Last week we got the first budget statement from the executive. Compared to all the glossy videos publicising well-intentioned but toothless motions, the tone was somber. There were no colourful graphics or photos of smiling ministers, but simply a five-page summary of departmental allocations, poorly formatted and with multiple typos, grimly setting out the “very difficult” position the executive was placed in.

One could be forgiven for wondering why the sudden shift in tone, from positive vibes and selfies to funeral? After all, the executive may only have been in office for three months, but those four governing parties were meeting with the civil service for much of the past two years, in private, to prepare for government – including being briefed on the tricky financial position and agreeing the outlines of a Programme for Government.



They also all negotiated the terms of this financial package at Hillsborough Castle, with British ministers and officials. They were all in the room when it happened, as the song goes.

We agree with the executive parties that the British government can and should agree a fiscal framework that ensures funding based on a more accurate calculation of the north’s need.
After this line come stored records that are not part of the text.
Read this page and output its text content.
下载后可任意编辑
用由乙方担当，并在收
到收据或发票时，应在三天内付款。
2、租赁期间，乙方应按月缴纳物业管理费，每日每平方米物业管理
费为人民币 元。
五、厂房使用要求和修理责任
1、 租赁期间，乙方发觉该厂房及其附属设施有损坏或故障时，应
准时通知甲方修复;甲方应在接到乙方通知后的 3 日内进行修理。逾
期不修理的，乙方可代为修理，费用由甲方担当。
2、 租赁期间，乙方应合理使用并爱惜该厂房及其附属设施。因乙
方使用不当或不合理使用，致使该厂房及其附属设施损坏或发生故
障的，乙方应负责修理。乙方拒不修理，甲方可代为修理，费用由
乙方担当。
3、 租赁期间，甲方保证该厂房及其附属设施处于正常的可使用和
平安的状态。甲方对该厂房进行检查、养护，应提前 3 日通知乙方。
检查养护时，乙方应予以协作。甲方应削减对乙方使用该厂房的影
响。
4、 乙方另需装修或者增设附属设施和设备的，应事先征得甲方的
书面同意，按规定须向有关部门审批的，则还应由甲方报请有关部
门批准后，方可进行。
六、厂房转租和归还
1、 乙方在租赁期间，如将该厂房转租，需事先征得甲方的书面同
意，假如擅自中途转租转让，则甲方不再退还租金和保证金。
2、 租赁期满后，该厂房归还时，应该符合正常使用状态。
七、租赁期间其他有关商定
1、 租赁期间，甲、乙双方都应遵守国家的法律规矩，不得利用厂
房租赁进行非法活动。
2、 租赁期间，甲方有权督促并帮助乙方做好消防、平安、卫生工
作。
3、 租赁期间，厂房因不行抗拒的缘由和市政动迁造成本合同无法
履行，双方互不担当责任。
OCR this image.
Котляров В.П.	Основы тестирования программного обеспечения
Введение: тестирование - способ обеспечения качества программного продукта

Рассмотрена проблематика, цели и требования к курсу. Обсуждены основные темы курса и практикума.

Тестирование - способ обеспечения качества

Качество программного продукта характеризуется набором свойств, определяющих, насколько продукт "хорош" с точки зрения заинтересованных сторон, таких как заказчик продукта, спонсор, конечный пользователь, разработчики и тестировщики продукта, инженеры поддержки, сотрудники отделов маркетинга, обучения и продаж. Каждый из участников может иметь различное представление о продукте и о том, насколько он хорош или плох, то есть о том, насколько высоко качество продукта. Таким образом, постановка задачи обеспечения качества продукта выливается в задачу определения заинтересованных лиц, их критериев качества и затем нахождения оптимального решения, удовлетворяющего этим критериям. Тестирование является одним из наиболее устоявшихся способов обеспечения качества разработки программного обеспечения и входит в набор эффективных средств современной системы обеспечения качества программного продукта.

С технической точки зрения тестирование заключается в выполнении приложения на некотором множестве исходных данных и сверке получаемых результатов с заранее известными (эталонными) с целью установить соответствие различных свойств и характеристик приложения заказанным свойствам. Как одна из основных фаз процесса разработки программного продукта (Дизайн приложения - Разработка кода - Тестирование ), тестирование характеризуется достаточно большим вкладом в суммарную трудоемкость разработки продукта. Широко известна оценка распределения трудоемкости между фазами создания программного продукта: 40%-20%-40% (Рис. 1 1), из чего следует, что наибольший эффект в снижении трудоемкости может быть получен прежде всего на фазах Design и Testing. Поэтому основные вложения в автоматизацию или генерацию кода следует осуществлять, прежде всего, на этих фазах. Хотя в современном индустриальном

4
And we agree with the finance minister that Northern Ireland should have more control over its own fiscal levers, i.e. more power to raise money to fund public services and its own priorities, which at the minute has to start with rescuing the health service from collapse and providing increased childcare support to working families.

But after all this time, after successive collapses of the institutions by Sinn Féin and the DUP, and then a heavily publicised restoration with lots of smiling photos and warm words, the executive owes people a clearer statement of plans and priorities than the paltry few typed pages of bad news that they delivered last week.

There is no clear roadmap for rescuing public services, or any suggestion of how they would use increased revenue raised locally (having first denied they were examining revenue raising). Again, it contrasts with the more than £1.5 billion in promises the executive parties have made in the aforementioned motions since restoration. Billions of notions contained in motions, but not a notion of when or how they will be delivered.

Perhaps we will know more when a Programme for Government is delivered. Sadly, when the SDLP Opposition asked when we could expect to see one, the first minister said: “let’s not be in hurry”, a somewhat disappointing response. The Opposition has been consistent in asking for specific commitments and timelines for delivery. No one should expect miracles, but our job is to insist on clarity and honesty.

It is of course reasonable that the new executive be given a period of time to bed in, establish relationships and strike a positive tone of working together in what is still a system of mandatory power-sharing that requires unique diplomatic skills to manage. They deserve to be commended for building good relationships and projecting human warmth. That still matters in a society like ours, with institutions like ours.

But tone, imagery and empty motions cannot be a permanent substitute for delivery. People deserve delivery, and at a bare minimum they deserve to see a plan. They haven’t got one yet.